Magnesium increases numbers of Foxp3+ Treg cells and reduces arthritis severity and joint damage in an IL-10-dependent manner mediated by the intestinal microbiome

BACKGROUND: Rheumatoid arthritis (RA) is a common autoimmune disease with emerging environmental and microbiome risk factors. The western diet is typically deficient in magnesium (Mg), and there is some evidence suggesting that Mg may have anti-inflammatory properties. But the actual role of Mg supplementation in arthritis or in T cell subsets has not been explored. METHODS: We investigated the role of a high Mg diet in two different mouse models of RA induced with the KRN serum, and collagen-induced arthritis. We also characterized the phenotypes of splenocytes, gene expression, and an extensive intestinal microbiome analyses including fecal material transplantation (FMT). FINDINGS: The high Mg diet group was significantly protected with reduced arthritis severity and joint damage, and reduced expression of IL-1β, IL-6, and TNFα. The high Mg group also had increased numbers of Foxp3+ Treg cells and IL-10-producing T cells.

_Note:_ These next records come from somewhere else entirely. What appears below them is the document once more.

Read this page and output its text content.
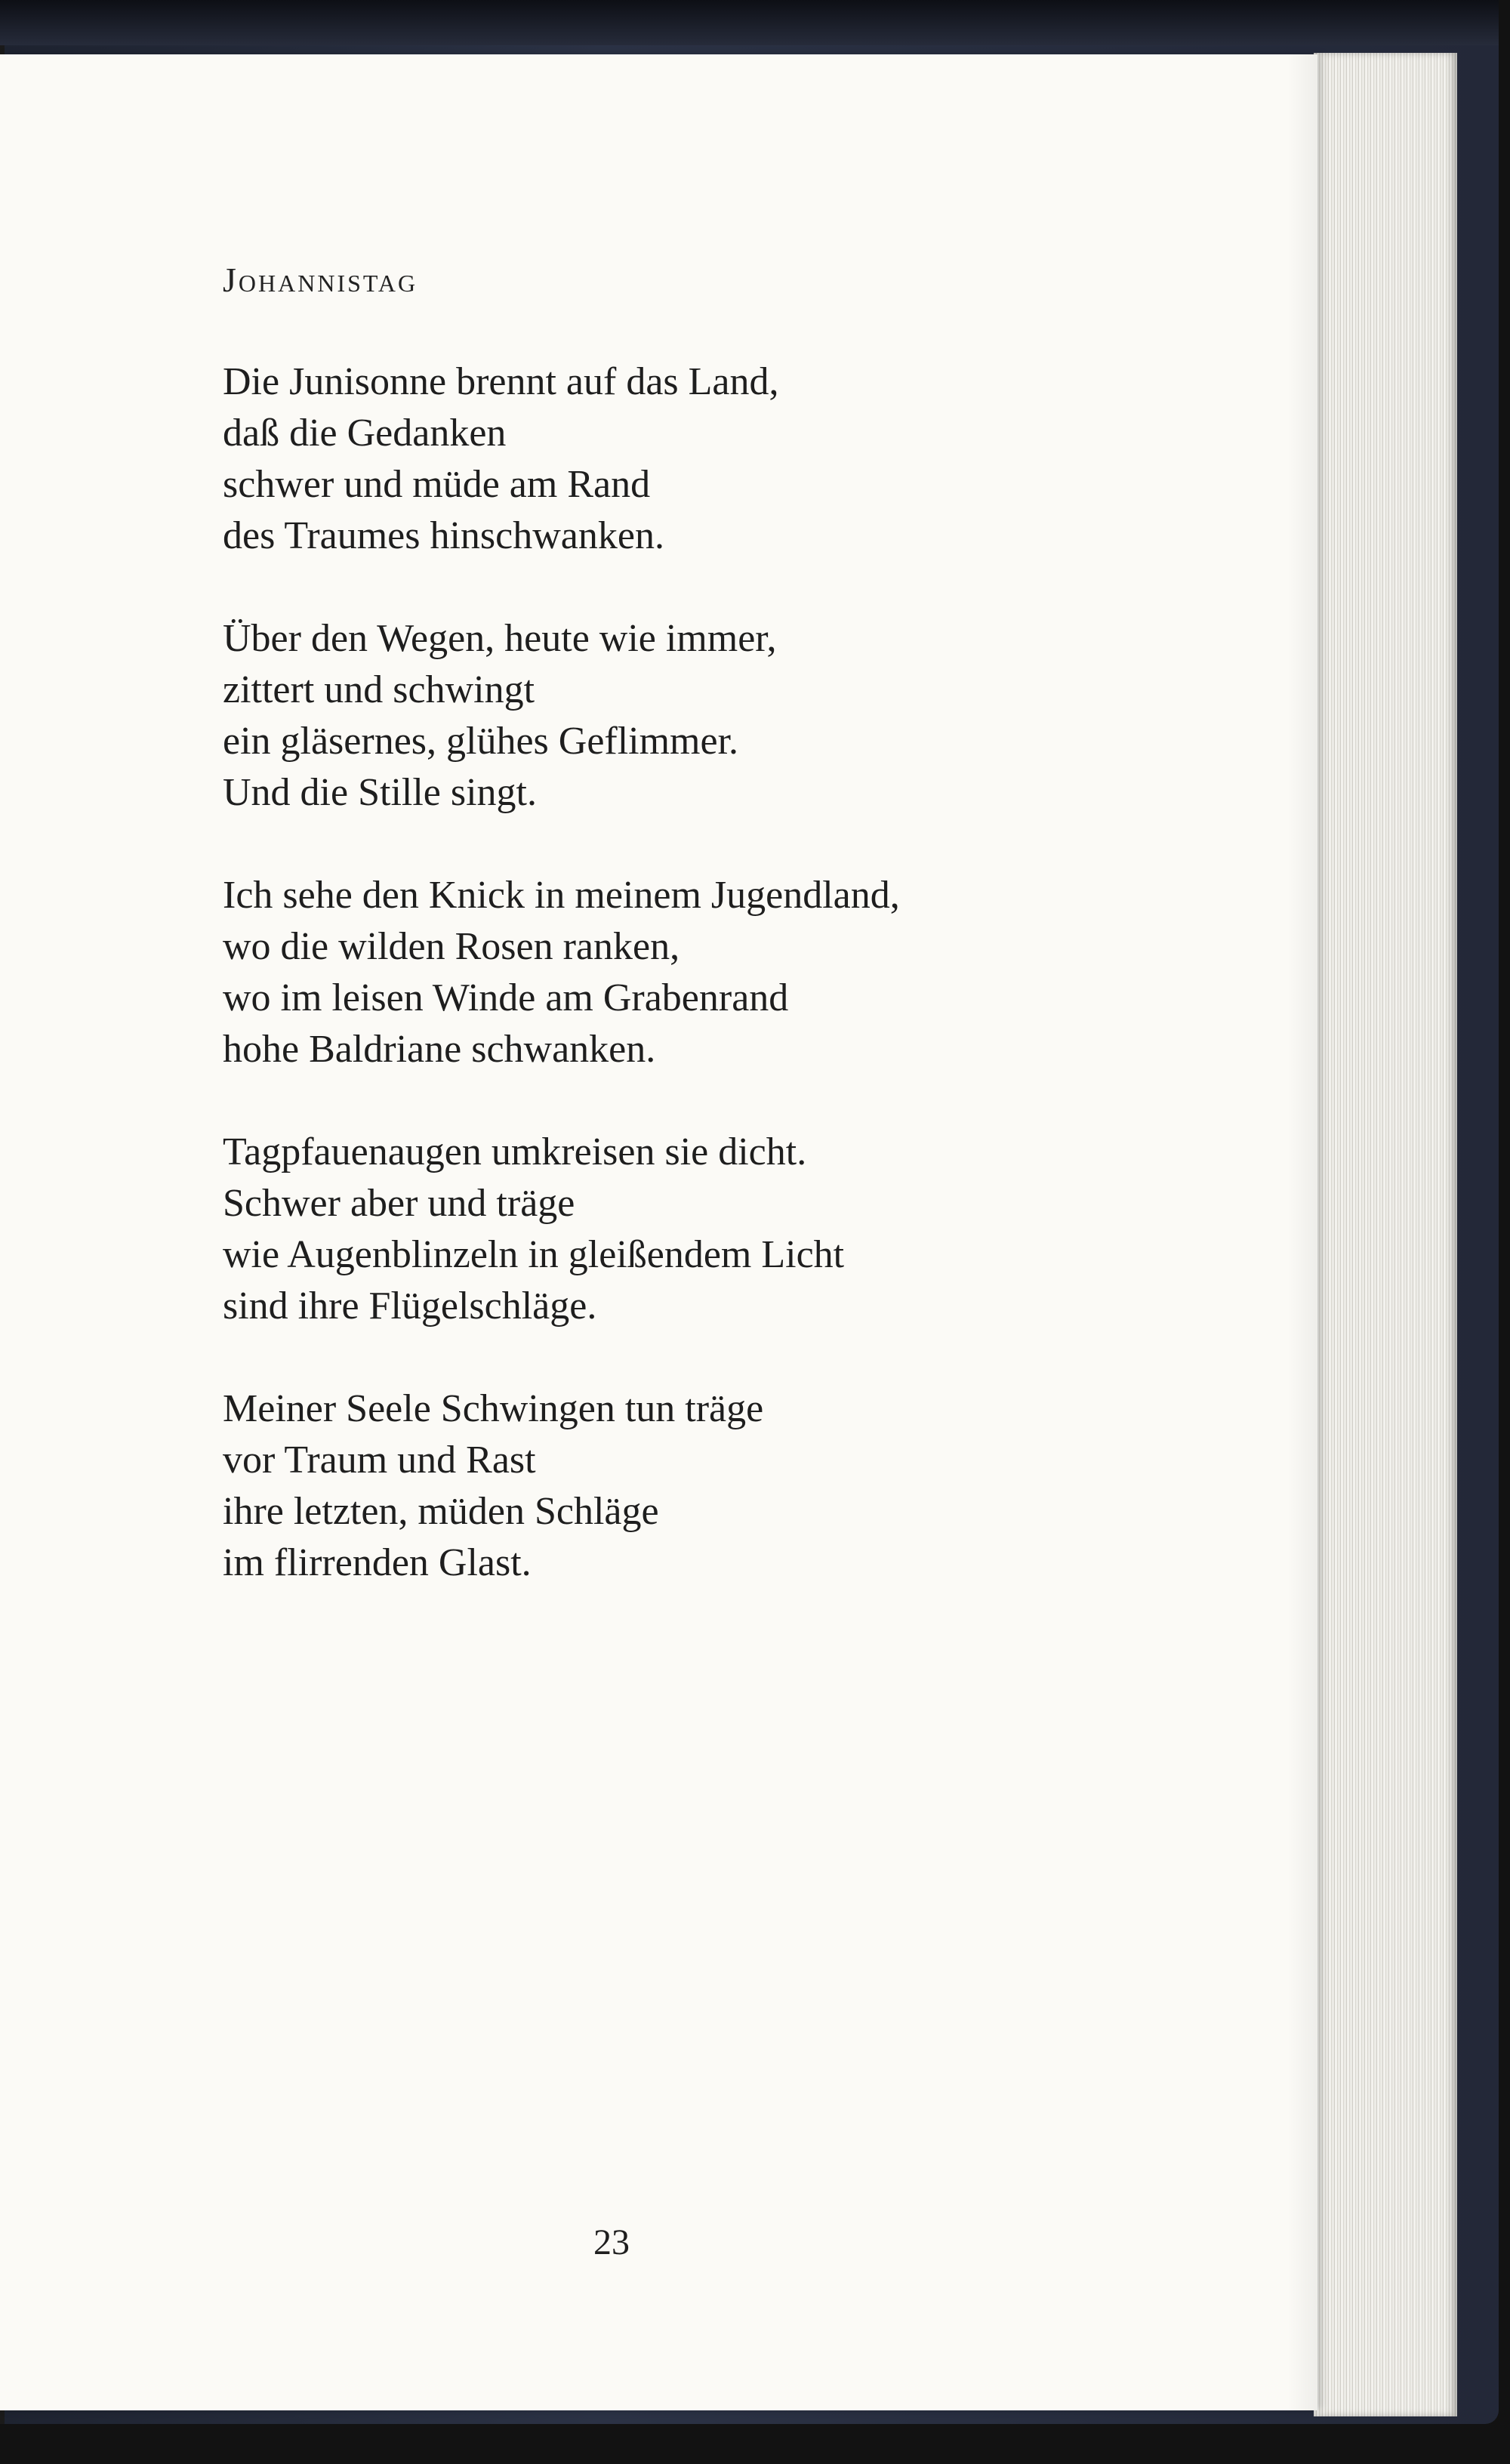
Johannistag
Die Junisonne brennt auf das Land,
daß die Gedanken
schwer und müde am Rand
des Traumes hinschwanken.
Über den Wegen, heute wie immer,
zittert und schwingt
ein gläsernes, glühes Geflimmer.
Und die Stille singt.
Ich sehe den Knick in meinem Jugendland,
wo die wilden Rosen ranken,
wo im leisen Winde am Grabenrand
hohe Baldriane schwanken.
Tagpfauenaugen umkreisen sie dicht.
Schwer aber und träge
wie Augenblinzeln in gleißendem Licht
sind ihre Flügelschläge.
Meiner Seele Schwingen tun träge
vor Traum und Rast
ihre letzten, müden Schläge
im flirrenden Glast.
23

The high Mg protective effect disappeared in IL-10 knockout mice. FMT from the high Mg diet mice recreated the phenotypes seen in the diet-treated mice, with reduced arthritis severity, increased Foxp3+ Treg, and increased IL-10-producing T cells. Intestinal microbiome analyses using 16S rDNA sequencing revealed diet-specific changes, including reduced levels of RA-associated Prevotella in the high Mg group, while increasing levels of Bacteroides and other bacteria associated with increased production of short-chain fatty acids. Metagenomic analyses implicated additional pathways including L-tryptophan biosynthesis and arginine deiminase. INTERPRETATION: We describe a new role for Mg in suppressing arthritis, in expanding Foxp3+ T reg cells and in the production of IL-10, and show that these effects are mediated by the intestinal microbiome. Our discoveries suggest a novel strategy for modifying the intestinal microbiome to treat RA and other autoimmune and inflammatory diseases. FUNDING: None.